En 1763, époque où la jeunesse, l'esprit et les grâces de Sophie Arnould attachaient à son char l'élite de la cour et de la ville, Dorat lui consacra une longue épître; Bernard, Laujeon, Marmontel, Rulhières et autres poëtes l'ont également chantée. Favart, subjugué par sa voix ravissante, a fait pour elle le madrigal suivant:
Pourquoi, divine enchanteresse,
Me troubles-tu par tes accens?
Tu me fais sentir une ivresse
Qui ne va pas jusqu'à tes sens.
Peut-être que dans ma jeunesse
Mon bonheur eût été le tien:
Je t'aime, et le temps ne me laisse
Que le désir… Désir n'est rien.
Ah! tais-toi; mais non, chante encore;
Qu'avec tes sons voluptueux
Mon reste d'âme s'évapore,
Et je me croirai trop heureux.
Garrick, célèbre acteur et directeur d'un des théâtres de Londres, fit alors un voyage à Paris; il visita tous les spectacles, et lia connaissance avec les principaux acteurs. Mlles Clairon et Arnould furent, dit-on, les deux seules actrices dont il admira les talens.

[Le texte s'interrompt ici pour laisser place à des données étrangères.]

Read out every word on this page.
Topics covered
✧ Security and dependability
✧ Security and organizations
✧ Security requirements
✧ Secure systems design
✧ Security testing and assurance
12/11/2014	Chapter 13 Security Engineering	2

Une philosophie naturelle, qu'elle dut à ses réflexions plus qu'à son éducation, lui fit rechercher la société des hommes les plus célèbres, dont elle vécut entourée. D'Alembert, Diderot, Duclos, Helvétius, Mably, J. – J. Rousseau et beaucoup d'autres ont eu avec elle des rapports plus ou moins intimes; c'est en vivant avec eux, c'est en lisant leurs ouvrages qu'elle se préparait un automne heureux et tranquille.

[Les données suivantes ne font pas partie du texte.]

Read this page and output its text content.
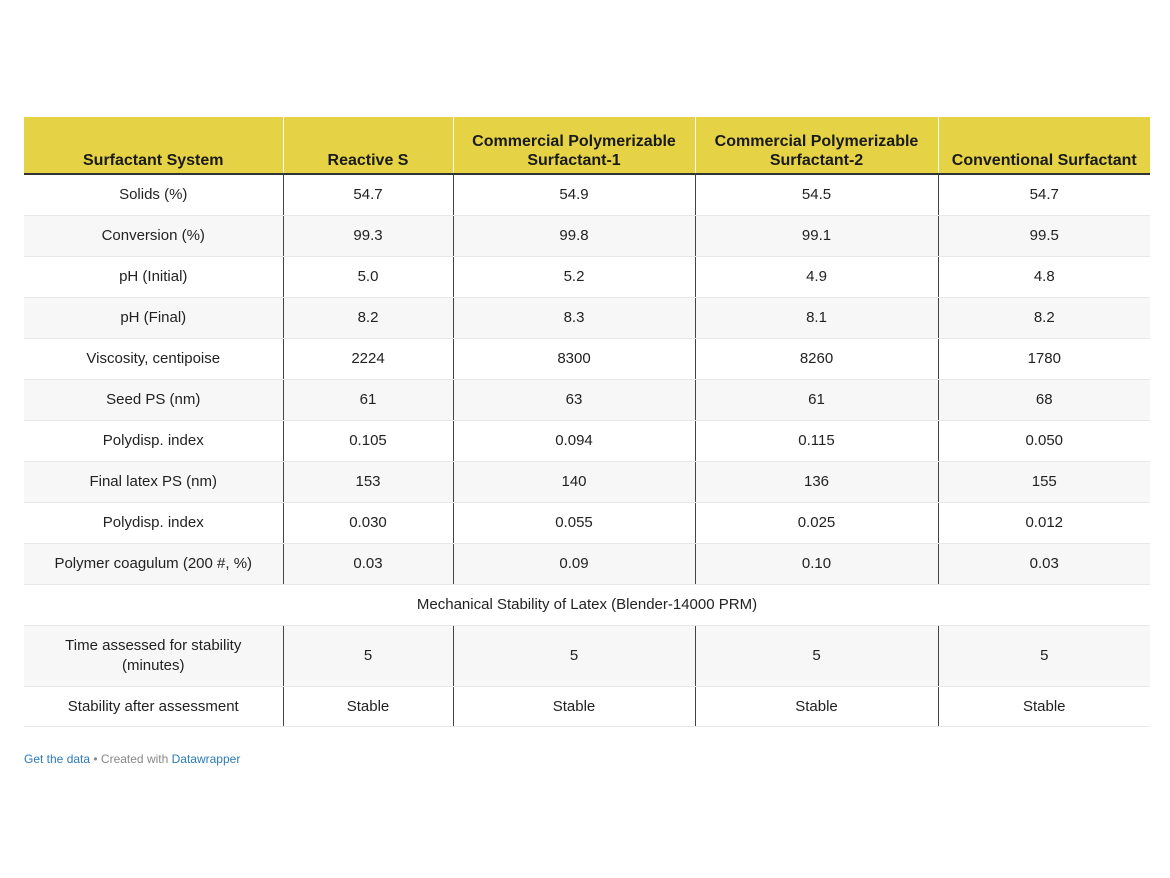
Surfactant System	Reactive S	Commercial Polymerizable Surfactant-1	Commercial Polymerizable Surfactant-2	Conventional Surfactant
Solids (%)	54.7	54.9	54.5	54.7
Conversion (%)	99.3	99.8	99.1	99.5
pH (Initial)	5.0	5.2	4.9	4.8
pH (Final)	8.2	8.3	8.1	8.2
Viscosity, centipoise	2224	8300	8260	1780
Seed PS (nm)	61	63	61	68
Polydisp. index	0.105	0.094	0.115	0.050
Final latex PS (nm)	153	140	136	155
Polydisp. index	0.030	0.055	0.025	0.012
Polymer coagulum (200 #, %)	0.03	0.09	0.10	0.03
Mechanical Stability of Latex (Blender-14000 PRM)				
Time assessed for stability (minutes)	5	5	5	5
Stability after assessment	Stable	Stable	Stable	Stable
Get the data • Created with Datawrapper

Son printemps fut embelli de tous les charmes que la fortune et la beauté peuvent procurer; émule de Ninon de Lenclos, elle vit sur ses pas les hommes les plus aimables et les plus spirituels. Ses talens et son esprit lui ont mérité le surnom d'Aspasie de son siècle, de même que son modèle avait reçu celui de moderne Leontium.

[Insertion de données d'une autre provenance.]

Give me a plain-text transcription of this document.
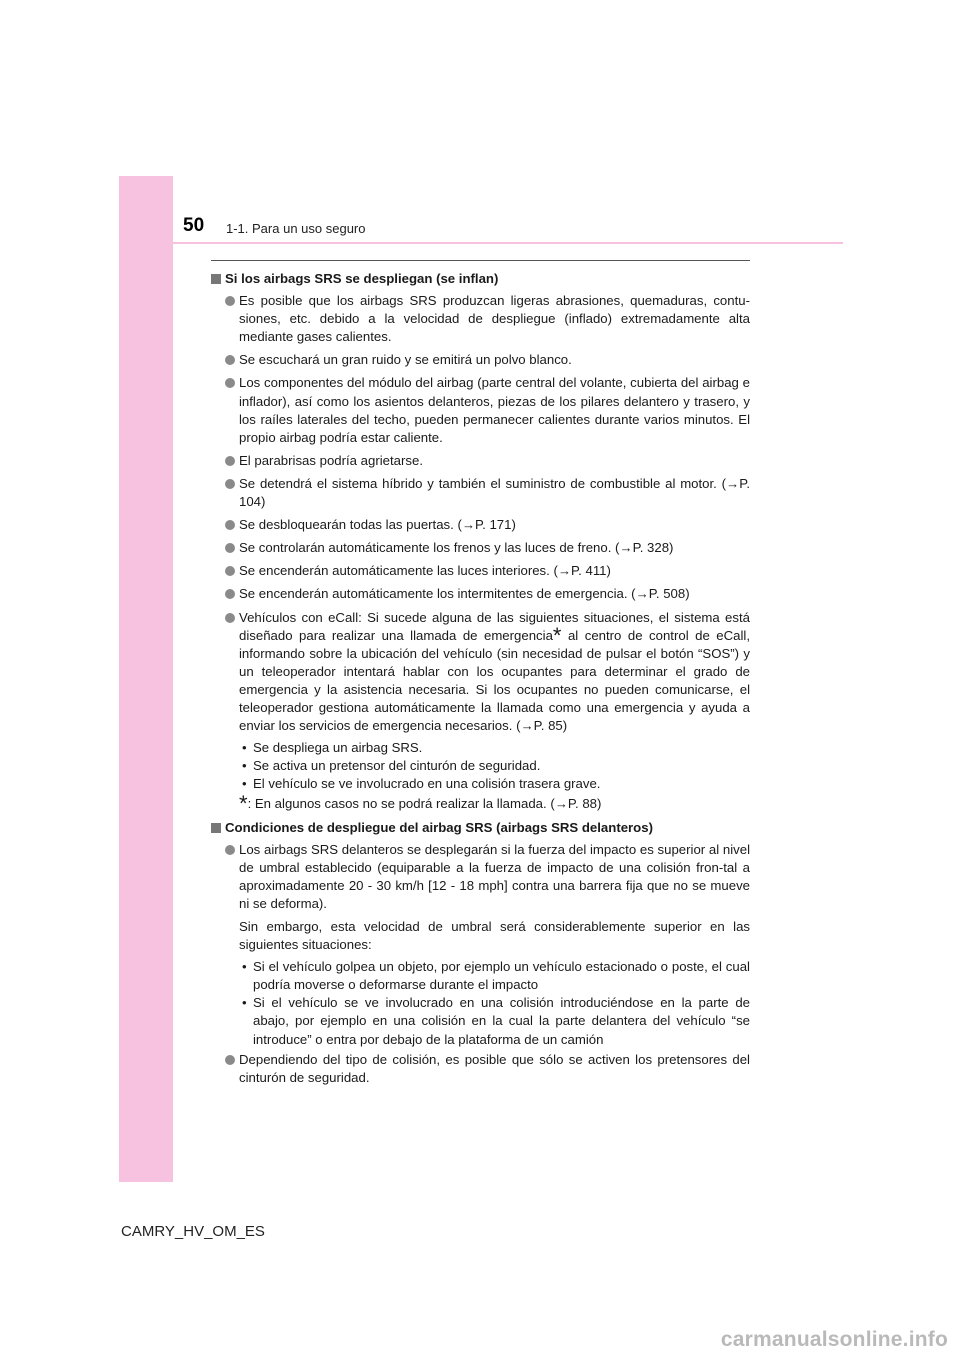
50 1-1. Para un uso seguro
Si los airbags SRS se despliegan (se inflan)
Es posible que los airbags SRS produzcan ligeras abrasiones, quemaduras, contu-siones, etc. debido a la velocidad de despliegue (inflado) extremadamente alta mediante gases calientes.
Se escuchará un gran ruido y se emitirá un polvo blanco.
Los componentes del módulo del airbag (parte central del volante, cubierta del airbag e inflador), así como los asientos delanteros, piezas de los pilares delantero y trasero, y los raíles laterales del techo, pueden permanecer calientes durante varios minutos. El propio airbag podría estar caliente.
El parabrisas podría agrietarse.
Se detendrá el sistema híbrido y también el suministro de combustible al motor. (→P. 104)
Se desbloquearán todas las puertas. (→P. 171)
Se controlarán automáticamente los frenos y las luces de freno. (→P. 328)
Se encenderán automáticamente las luces interiores. (→P. 411)
Se encenderán automáticamente los intermitentes de emergencia. (→P. 508)
Vehículos con eCall: Si sucede alguna de las siguientes situaciones, el sistema está diseñado para realizar una llamada de emergencia* al centro de control de eCall, informando sobre la ubicación del vehículo (sin necesidad de pulsar el botón “SOS”) y un teleoperador intentará hablar con los ocupantes para determinar el grado de emergencia y la asistencia necesaria. Si los ocupantes no pueden comunicarse, el teleoperador gestiona automáticamente la llamada como una emergencia y ayuda a enviar los servicios de emergencia necesarios. (→P. 85)
• Se despliega un airbag SRS.
• Se activa un pretensor del cinturón de seguridad.
• El vehículo se ve involucrado en una colisión trasera grave.
*: En algunos casos no se podrá realizar la llamada. (→P. 88)
Condiciones de despliegue del airbag SRS (airbags SRS delanteros)
Los airbags SRS delanteros se desplegarán si la fuerza del impacto es superior al nivel de umbral establecido (equiparable a la fuerza de impacto de una colisión fron-tal a aproximadamente 20 - 30 km/h [12 - 18 mph] contra una barrera fija que no se mueve ni se deforma).
Sin embargo, esta velocidad de umbral será considerablemente superior en las siguientes situaciones:
• Si el vehículo golpea un objeto, por ejemplo un vehículo estacionado o poste, el cual podría moverse o deformarse durante el impacto
• Si el vehículo se ve involucrado en una colisión introduciéndose en la parte de abajo, por ejemplo en una colisión en la cual la parte delantera del vehículo “se introduce” o entra por debajo de la plataforma de un camión
Dependiendo del tipo de colisión, es posible que sólo se activen los pretensores del cinturón de seguridad.
CAMRY_HV_OM_ES
carmanualsonline.info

Dans le cours de sa brillante carrière, à une époque où la galanterie française était portée au plus haut degré, il eût été difficile à Sophie Arnould de résister aux séductions qui l'entouraient; on lui a connu plusieurs amans; mais elle a toujours conservé pour le comte de L., le premier et le plus doux objet de son cœur, un attachement tendre et soumis, que l'ascendant
3
Mlle Fel lui avait enseigné l'art du chant, et Mlle Clairon avait formé son jeu.